Selon l'accusatrice, sur l'ensemble des preuves qu'elle a apportées, il a été prouvé que les prévenus ont tué le défunt délibérément, après avoir planifié et mené des actions préparatoires, et sans aucune provocation de la part du défunt ; De telle sorte que, même après l'amendement 137 de la loi, ils peuvent être condamnés pour l'infraction de meurtre dans des circonstances aggravées.
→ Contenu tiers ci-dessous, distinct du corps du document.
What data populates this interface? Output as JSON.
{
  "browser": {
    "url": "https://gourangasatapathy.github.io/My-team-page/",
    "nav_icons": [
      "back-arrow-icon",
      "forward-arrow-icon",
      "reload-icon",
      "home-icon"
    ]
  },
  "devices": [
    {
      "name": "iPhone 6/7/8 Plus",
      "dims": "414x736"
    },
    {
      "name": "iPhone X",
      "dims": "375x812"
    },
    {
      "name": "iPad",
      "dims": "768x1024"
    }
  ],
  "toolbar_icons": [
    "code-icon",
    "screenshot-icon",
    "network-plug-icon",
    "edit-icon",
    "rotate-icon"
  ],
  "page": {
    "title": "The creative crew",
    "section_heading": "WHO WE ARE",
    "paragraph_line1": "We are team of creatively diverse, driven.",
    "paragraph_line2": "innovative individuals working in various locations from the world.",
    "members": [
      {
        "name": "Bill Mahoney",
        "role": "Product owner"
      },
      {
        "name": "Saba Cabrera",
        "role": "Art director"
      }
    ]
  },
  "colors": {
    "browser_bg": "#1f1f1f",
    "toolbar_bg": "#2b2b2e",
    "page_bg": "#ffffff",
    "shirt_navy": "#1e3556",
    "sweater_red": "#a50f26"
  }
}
L'accusateur s'appuie principalement sur les versions incriminantes des prévenus, telles qu'elles sont données lors de leurs interrogatoires policiers, dans lesquelles chacun décrivait l'incident en détail ; À l'exception de quelques points, pour lesquels chacun tenta de blâmer l'autre pour tenter de se sauver (principalement sur la question de savoir qui était l'initiateur et le mobile de l'événement qui frappa le défunt en premier, et qui fut traîné après lui), ils donnèrent une version factuelle presque identique. Selon l'avocat de l'accusateur, les déclarations détaillées des prévenus à la police sont cohérentes entre elles et se renforcent mutuellement ; Et les preuves indépendantes supplémentaires présentées renforcent également leurs déclarations, de sorte qu'il n'y a aucun doute raisonnable quant à leur culpabilité.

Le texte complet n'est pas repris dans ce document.